Computer Guru Son, Organizer Daughter, and I went to see this movie last night, and I can now say with some authority that, although I’ve never read the book, both book and movie are:
A. seriously odd,
B. full of Darwinian nonsense,
C. full of lots of other nonsense,
D. NOT a source for the true meaning of life, the universe, and everything, and
E. really funny.
The Hitchhiker’s Guide to the Galaxy by Douglas Adams (originally a radio series) was written as a parody of 1960’s/70’s sci-fi, and as such it works admirably. Adams also considered himself “an evangelical atheist,” and as such he’s funny, but unconvincing. Try these quotations on for size:
“He hoped and prayed that there wasn’t an afterlife.
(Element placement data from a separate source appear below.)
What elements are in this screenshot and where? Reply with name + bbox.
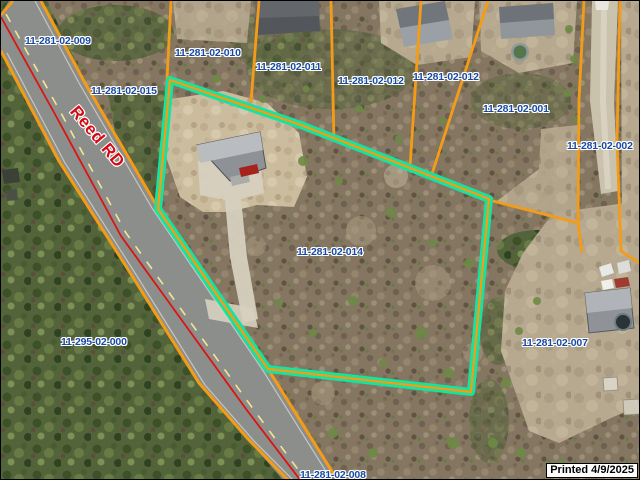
parcel-label-002: 11-281-02-002 xyxy=(567,140,633,152)
parcel-label-015: 11-281-02-015 xyxy=(91,85,157,97)
parcel-label-012a: 11-281-02-012 xyxy=(338,75,404,87)
map-canvas[interactable]: 11-281-02-009 11-281-02-015 11-281-02-01… xyxy=(0,0,640,480)
parcel-label-010: 11-281-02-010 xyxy=(175,47,241,59)
shed xyxy=(603,377,618,391)
printed-date-stamp: Printed 4/9/2025 xyxy=(546,463,638,478)
parcel-label-014-selected: 11-281-02-014 xyxy=(297,246,363,258)
parcel-label-009: 11-281-02-009 xyxy=(25,35,91,47)
parcel-label-011: 11-281-02-011 xyxy=(256,61,321,73)
parcel-label-008: 11-281-02-008 xyxy=(300,469,366,480)
parcel-label-012b: 11-281-02-012 xyxy=(413,71,479,83)
backyard-pool xyxy=(615,314,631,330)
parcel-label-001: 11-281-02-001 xyxy=(483,103,549,115)
parcel-label-000: 11-295-02-000 xyxy=(61,336,127,348)
parcel-label-007: 11-281-02-007 xyxy=(522,337,588,349)
shed xyxy=(623,399,640,415)
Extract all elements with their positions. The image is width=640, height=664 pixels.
Then he realized there was a contradiction involved here and merely hoped that there wasn’t an afterlife.”
‘Now it is such a bizarrely improbably coincidence that anything so mindbogglingly useful [the Babel fish] could have evolved by chance that some thinkers have chosen to see it as a final and clinching proof of the non-existence of God.
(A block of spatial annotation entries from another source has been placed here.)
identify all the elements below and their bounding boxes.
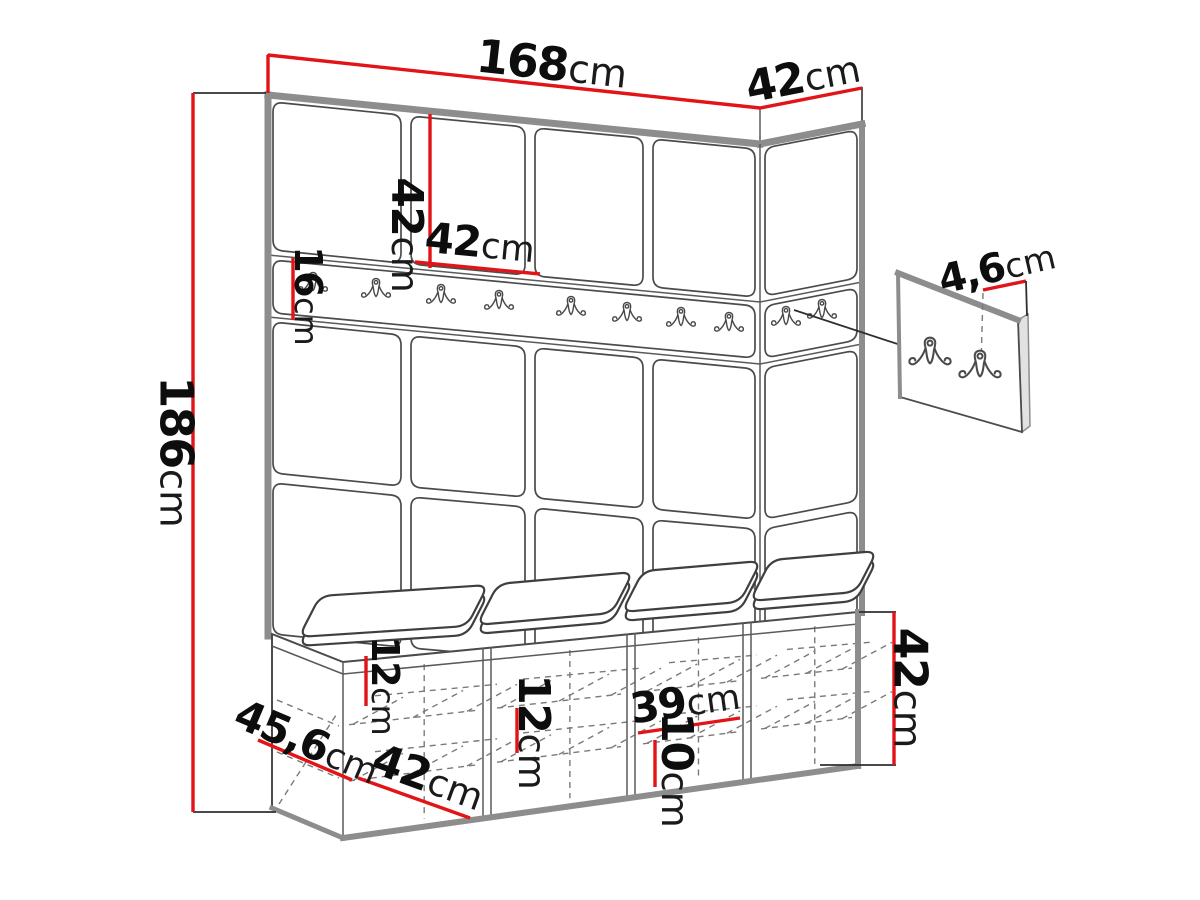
upholstered-panel bbox=[411, 337, 525, 496]
upholstered-panel bbox=[765, 352, 857, 518]
upholstered-panel bbox=[535, 129, 643, 285]
upholstered-panel bbox=[653, 140, 755, 296]
furniture-dimension-diagram: 168cm 42cm 186cm 42cm 42cm 16cm 4,6cm 42… bbox=[0, 0, 1200, 900]
dim-label-total-height: 186cm bbox=[153, 376, 200, 527]
dim-label-bench-front-b: 12cm bbox=[511, 674, 555, 790]
upholstered-panel bbox=[765, 290, 857, 357]
upholstered-panel bbox=[535, 349, 643, 507]
dim-label-panel-height: 42cm bbox=[384, 177, 428, 293]
upholstered-panel bbox=[653, 360, 755, 518]
upholstered-panel bbox=[273, 323, 401, 485]
dim-label-bench-inner-height: 10cm bbox=[654, 712, 698, 828]
dim-label-rail-height: 16cm bbox=[289, 246, 327, 346]
dim-label-bench-front-a: 12cm bbox=[366, 636, 404, 736]
dim-label-bench-height: 42cm bbox=[887, 628, 934, 749]
upholstered-panel bbox=[765, 132, 857, 295]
The argument goes something like this: “I refuse to prove that I exist,” says God, “for proof denies faith, and without faith I am nothing.”
“But,” says Man, “the Babel fish is a dead giveaway isn’t it? It could not have evolved by chance. It proves you exist, and so therefore, by your own arguments, you don’t. QED.”
“Oh dear,” says God, “I hadn’t thought of that,” and promptly vanishes in a puff of logic.”
He’s jollied you right out of all that God stuff, right? Don’t panic! You can watch the movie with discerning detachment and laugh and have a good time and still believe in God when it’s all over.